Cloud computing – the ability to store and access programs and data over the Internet, instead of within internally maintained servers – is a relatively inexpensive and abundant resource. However, Air Force mission leaders have been reluctant to migrate the applications they use to the cloud, mostly because of security concerns.
To help overcome those doubts, Solid State Scientific created an environment in the cloud that had the “look” of AFNet. It placed the network’s familiar tools within the AWS GovCloud, an Amazon Web Services region restricted to use by U.S. agencies. AWS GovCloud allows government customers and their partners to move work into the cloud by addressing their specific regulatory and compliance requirements.
Standard security features – such as Assured Compliance Assessment Solution and CAC authentication – are intended to provide mission owners with a computing environment that conforms to Defense Information Systems Agency specifications.
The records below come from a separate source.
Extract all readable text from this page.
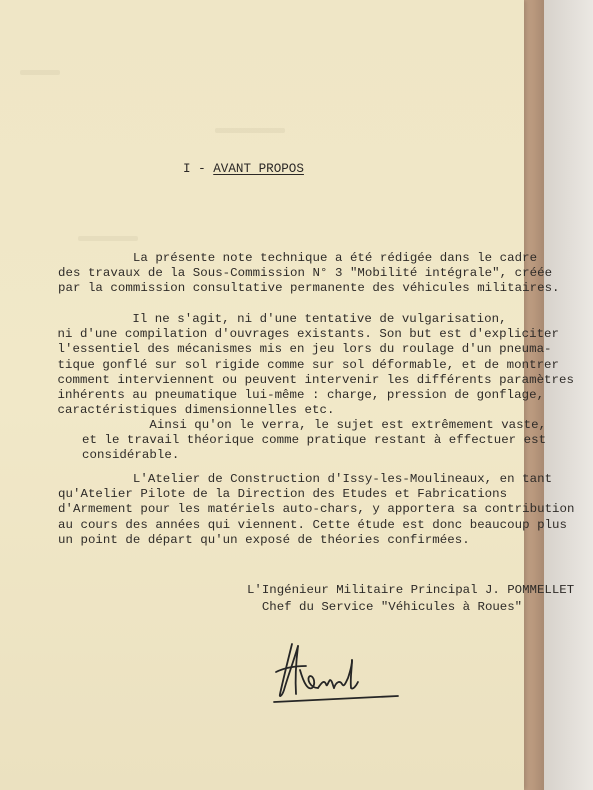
I - AVANT PROPOS
La présente note technique a été rédigée dans le cadre
des travaux de la Sous-Commission N° 3 "Mobilité intégrale", créée
par la commission consultative permanente des véhicules militaires.
Il ne s'agit, ni d'une tentative de vulgarisation,
ni d'une compilation d'ouvrages existants. Son but est d'expliciter
l'essentiel des mécanismes mis en jeu lors du roulage d'un pneuma-
tique gonflé sur sol rigide comme sur sol déformable, et de montrer
comment interviennent ou peuvent intervenir les différents paramètres
inhérents au pneumatique lui-même : charge, pression de gonflage,
caractéristiques dimensionnelles etc.
Ainsi qu'on le verra, le sujet est extrêmement vaste,
et le travail théorique comme pratique restant à effectuer est
considérable.
L'Atelier de Construction d'Issy-les-Moulineaux, en tant
qu'Atelier Pilote de la Direction des Etudes et Fabrications
d'Armement pour les matériels auto-chars, y apportera sa contribution
au cours des années qui viennent. Cette étude est donc beaucoup plus
un point de départ qu'un exposé de théories confirmées.
L'Ingénieur Militaire Principal J. POMMELLET
Chef du Service "Véhicules à Roues"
Those specifications are designed to protect Air Force data and instill confidence in mission owners.
To fully demonstrate its approach, Solid State Scientific performed a complete migration of an Air Force application. With support from the Air Force SBIR/STTR Commercialization Readiness Program, the company is currently working to obtain an Authority-to-Operate the environment. That certification would allow the Air Force to use Solid State Scientific’s infrastructure to migrate any application – within the same security class – to the AWS GovCloud environment.
SBIR SUPPORT WAS VITAL
According to James Murguia, president and CEO of Solid State Scientific, Air Force SBIR/STTR funding enabled the company to demonstrate this layered security approach on the AWS GovCloud.
“It allowed us to interact with an Air Force program office, without needing money from them, and to find an application that the program office was interested in migrating,” Murguia said. “Then it allowed us to get a contract in place to fund follow-on work.”
Under Phase III contracts, which draw funding from sources outside the Air Force SBIR/STTR Program, that additional work is being performed at the Air Force Life Cycle Management Center and Air Force Sustainment Center on applications of an even higher security class than the original project.
This type of commercialization is critical because it ultimately helps drive down technology costs, bring new technology to the warfighter and stimulate the economy through small business growth.